Es findet eine Unterbrechung für alle statt. Petrus und Johannes unterbrechen ihre normalen traditionellen Abläufe, bleiben stehen, nehmen den Menschen wahr, steigen aus ihren Routinen aus. Und der Gelähmte erlebt zwei Männer, die sich ihm zuwenden, ihn wirklich sehen wollen, nicht nur so halb im Vorübergehen.
Heute gehen sie nicht vorbei, sondern sehen genau hin. Auf diesen einen Menschen, von denen es sicher viele rund um den Tempel gab.

Silber und Gold haben wir nicht. Was wir aber haben, geben wir dir. Im Namen Jesus Christi von Nazareth steh auf und geh umher.

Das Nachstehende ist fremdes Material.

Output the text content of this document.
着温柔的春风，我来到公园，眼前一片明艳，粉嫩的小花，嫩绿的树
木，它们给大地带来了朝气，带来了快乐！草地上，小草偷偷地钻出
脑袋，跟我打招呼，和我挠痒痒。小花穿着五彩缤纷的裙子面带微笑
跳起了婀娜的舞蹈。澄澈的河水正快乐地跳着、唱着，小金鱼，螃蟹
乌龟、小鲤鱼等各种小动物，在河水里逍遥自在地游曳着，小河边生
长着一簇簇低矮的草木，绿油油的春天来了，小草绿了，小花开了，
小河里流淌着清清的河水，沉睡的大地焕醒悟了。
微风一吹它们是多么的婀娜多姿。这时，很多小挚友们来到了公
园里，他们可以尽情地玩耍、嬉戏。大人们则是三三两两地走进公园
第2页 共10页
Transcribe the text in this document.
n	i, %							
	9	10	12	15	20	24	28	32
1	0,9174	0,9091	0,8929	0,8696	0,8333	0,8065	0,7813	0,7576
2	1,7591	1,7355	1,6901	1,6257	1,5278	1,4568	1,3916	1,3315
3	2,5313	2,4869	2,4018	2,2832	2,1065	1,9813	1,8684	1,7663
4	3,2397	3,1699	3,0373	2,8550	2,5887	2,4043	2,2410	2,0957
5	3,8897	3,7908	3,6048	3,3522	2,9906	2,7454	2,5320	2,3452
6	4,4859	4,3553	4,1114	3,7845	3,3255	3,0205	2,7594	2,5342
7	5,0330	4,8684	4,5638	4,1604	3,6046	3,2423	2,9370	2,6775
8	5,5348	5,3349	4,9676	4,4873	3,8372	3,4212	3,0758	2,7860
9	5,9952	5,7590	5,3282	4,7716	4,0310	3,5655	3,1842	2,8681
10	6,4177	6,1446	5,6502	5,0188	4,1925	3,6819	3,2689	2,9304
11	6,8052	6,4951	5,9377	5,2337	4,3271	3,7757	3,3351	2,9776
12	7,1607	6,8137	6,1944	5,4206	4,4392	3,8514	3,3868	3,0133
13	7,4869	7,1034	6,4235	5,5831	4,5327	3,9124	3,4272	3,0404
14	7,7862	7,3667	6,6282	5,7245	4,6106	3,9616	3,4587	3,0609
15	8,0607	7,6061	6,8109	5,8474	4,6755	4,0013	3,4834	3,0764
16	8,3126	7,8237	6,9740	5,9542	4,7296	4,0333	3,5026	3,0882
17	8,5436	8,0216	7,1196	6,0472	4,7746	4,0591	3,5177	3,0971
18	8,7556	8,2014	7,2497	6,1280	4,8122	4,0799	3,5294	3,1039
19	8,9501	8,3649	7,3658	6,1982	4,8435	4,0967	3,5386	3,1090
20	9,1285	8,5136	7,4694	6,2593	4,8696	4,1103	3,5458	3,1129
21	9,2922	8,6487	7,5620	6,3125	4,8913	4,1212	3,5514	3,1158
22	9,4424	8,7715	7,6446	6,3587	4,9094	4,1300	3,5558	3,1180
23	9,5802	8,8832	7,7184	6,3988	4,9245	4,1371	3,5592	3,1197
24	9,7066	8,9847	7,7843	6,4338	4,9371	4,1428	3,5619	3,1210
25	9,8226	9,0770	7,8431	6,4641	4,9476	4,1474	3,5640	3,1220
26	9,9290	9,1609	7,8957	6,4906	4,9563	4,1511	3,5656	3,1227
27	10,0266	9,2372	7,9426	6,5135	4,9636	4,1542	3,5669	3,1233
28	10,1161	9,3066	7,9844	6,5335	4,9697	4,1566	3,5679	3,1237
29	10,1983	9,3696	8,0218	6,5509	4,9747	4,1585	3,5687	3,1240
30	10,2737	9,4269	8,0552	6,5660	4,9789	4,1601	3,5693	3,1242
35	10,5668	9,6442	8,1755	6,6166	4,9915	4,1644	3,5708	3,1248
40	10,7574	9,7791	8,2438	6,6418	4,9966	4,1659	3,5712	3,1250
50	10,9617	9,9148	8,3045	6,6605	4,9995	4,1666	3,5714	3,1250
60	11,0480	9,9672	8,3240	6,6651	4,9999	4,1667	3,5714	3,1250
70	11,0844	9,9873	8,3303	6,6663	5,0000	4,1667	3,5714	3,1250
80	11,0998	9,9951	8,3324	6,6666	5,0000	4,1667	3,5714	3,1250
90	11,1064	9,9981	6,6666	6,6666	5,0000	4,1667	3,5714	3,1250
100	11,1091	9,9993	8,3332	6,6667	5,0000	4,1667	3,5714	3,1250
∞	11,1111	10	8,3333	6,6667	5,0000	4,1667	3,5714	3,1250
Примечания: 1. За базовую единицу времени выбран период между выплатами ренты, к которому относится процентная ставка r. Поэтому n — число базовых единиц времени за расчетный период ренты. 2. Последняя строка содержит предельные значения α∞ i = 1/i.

Was für eine Antwort! Statt Kupfermünzen, statt Gold und Silber: die Aufforderung steh auf und geh umher. Einfach so. Soll jetzt das gehen, was Zeit seines Lebens nicht ging, womit er sich abgefunden hatte, was er betrauert, verflucht und dann doch auch akzeptiert hat. Was ihn ausgeschlossen hat, weil die gesellschaftlichen und religiösen Regeln so waren. Aufstehen und Umher gehen. Jetzt? Hier?
Vor den Augen all der Leute, die gerade auf den Weg in den Tempel sind?

Alleine kann er das nicht wagen. Petrus muss ihm die Hand reichen.
Zur Ermutigung, als Geste, dass es wirklich so ist wie er sagt, als Hilfe und Unterstützung, weil ihn seine Beine so lange nicht getragen haben.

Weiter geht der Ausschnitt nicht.